Concerns for urgent care with GP payroll tax rolling out

CLINIC CONCERNS: Urgent Care Clinic operator Doctor Richard Try is concerned about the general practitioner payroll tax and its flow on effects. Picture: FILE

Charlotte Varcoe

Doctors at the region’s only Urgent Care Clinic (UCC) are worried about further pressure put on its system with the general practitioner payroll tax coming into effect.

While the Mount Gambier Urgent Care Clinic itself is exempt, operator Doctor Richard Try is concerned that the tax will see clinics increase their fees, sending more people to their door.

While general practices have always paid payroll tax on the salaries of reception staff, nurses, allied health professionals and salaried staff such as GP registrars, the payment made to a GP was not considered to be eligible for payroll tax, but now clinics will need to pay payroll tax on their GPs as well.

Bulk-billing medical offices and centres with wages totalling less than $1.5 million are exempt.

Dr Try said his main concern was if practices increase their prices, more patients would attend the UCC due to not being able to afford basic healthcare.

“We will then have more patients coming to the Urgent Care Clinic and as it stands, the clinic should be taking the pressure off the emergency department by seeing some of the things which are emergencies but could be done outside the hospital,” Dr Try said.

“What we are finding is there is a huge unmet need in Mount Gambier and a lot of people will not seek medical care because of fears of cost but also not knowing where to go.”

He said although he had been told the clinic was making a difference on the pressure at the Mount Gambier and Districts Hospital emergency department, the clinic still had a number of patients who simply did not have a general practitioner or could not afford an appointment.

“If the costs go up more people are going to be deterred from going to a general practitioner and more people might come to us,” Dr Try said.

“We are already really busy to the point where we are turning people away because they are not meeting the criteria for the clinic.

“We do not like doing that but we are not allowed to do certain things such as repeat prescriptions or routine general practitioner work, checking blood pressure and those sorts of things.”

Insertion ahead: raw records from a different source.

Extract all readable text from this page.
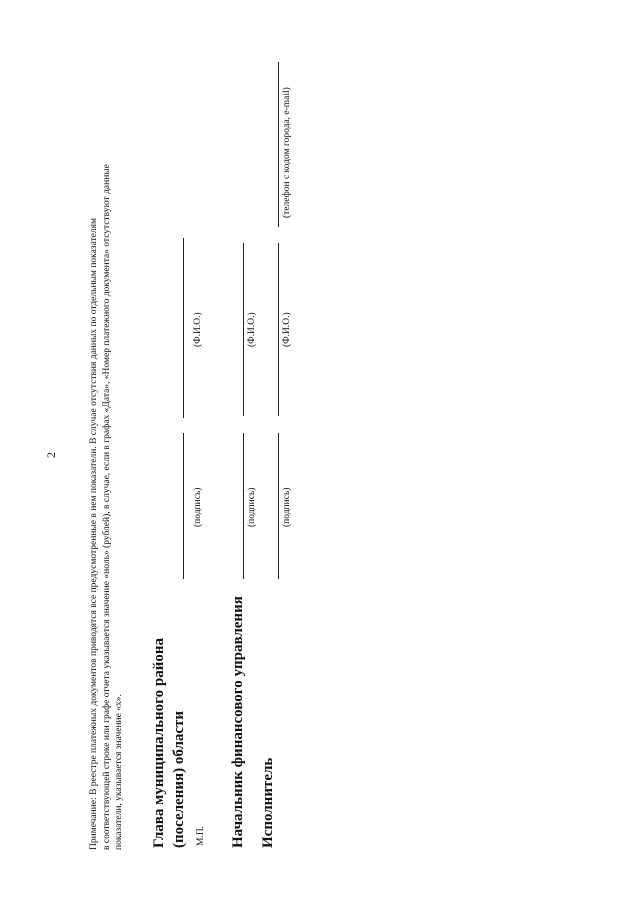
2	Примечание: В реестре платежных документов приводятся все предусмотренные в нем показатели. В случае отсутствия данных по отдельным показателям в соответствующей строке или графе отчета указывается значение «ноль» (рублей), в случае, если в графах «Дата», «Номер платежного документа» отсутствуют данные показатели, указывается значение «х». Глава муниципального района (поселения) области М.П.
(подпись)
(Ф.И.О.)
Начальник финансового управления
(подпись)
(Ф.И.О.)
Исполнитель
(подпись)
(Ф.И.О.)
(телефон с кодом города, e-mail)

He said despite the clinic being contracted to perform urgent yet non-life-threatening treatment, some patients were claiming they were unable to secure a general practitioner appointment for about six months.

“There is a bigger crisis here in the lower South East which is the lack of general practitioners and it has just gotten worse,” Dr Try said.

“A lot of general practitioners come to this country and leave and what we have ended up with is an increasing crisis that has led to not enough doctors to do the work for the population.

“Then we end up with poorly treated conditions and people have not had the care they need so their condition gets worse and what was not an urgent problem becomes one.”

Dr Try said it had become increasingly common for the clinic to turn patients away not only due to patients not meeting the criteria but also due to the clinic being overwhelmed.

“There comes a point where we just cannot fit anyone else in and we have got a defined opening and closing hours which the emergency department does not have, so people go up there and sit and wait whereas there comes a point for us where we just cannot see people anymore,” Dr Try said.

“Otherwise, rather than closing when we are supposed to, we would be open forever because that is how great the demand is.”

He said many of the general practitioners working at the clinic were opting to work through their lunch breaks to ensure all patients receive the care they need.

“It gets to a point where we tell them they have to take a break because if they do that for a couple of weeks, they are exhausted and have to have a week off,” Dr Try said.

“Then we have a reduced service again so it is really difficult mainly because the expected demand on the service was much lower than what it actually is.”

Rural Doctors Association South Australia president Bill Geyer said regional and metropolitan practices were going to find it hard after the payroll tax with the “bottom line” being greatly affected.

He acknowledged the state was “desperately short” of general practitioners in the city and regional areas and said those which stay open would have to look at their fee structure.

He said he thought it was a “terrible shame” the payroll tax had rolled out across the country with the ideal thing being for general practices to be exempt.

“I think the state governments have done what they can in terms of initiating a delay before it is imposed and that is given some practices an opportunity to look at the legal and accounting issues because there might be ways they can restructure their business so there are those doctors who have been contractors in the past,” he said.

“It has been a kick in the guts that general practice could have done without.”

State Treasurer Stephen Mulligan said the government was cutting payroll tax for general practitioners on the wages earned providing bulk-billed consultations to patients.

“Federal Government data shows three quarters of all general practitioner consultations are bulk billed, so the vast majority of GP consultations will benefit from this cut,” Mr Mulligan said.

“This will ensure there is no further pressure on emergency departments.

“South Australia’s legislated scheme will be the most generous in the country. It is backed by the Royal College of General Practitioners, which we have been working closely with for many months to ensure we get the balance right.”

He said many general practitioners fell well below the threshold of $1.5m following the bulk-billing dedication.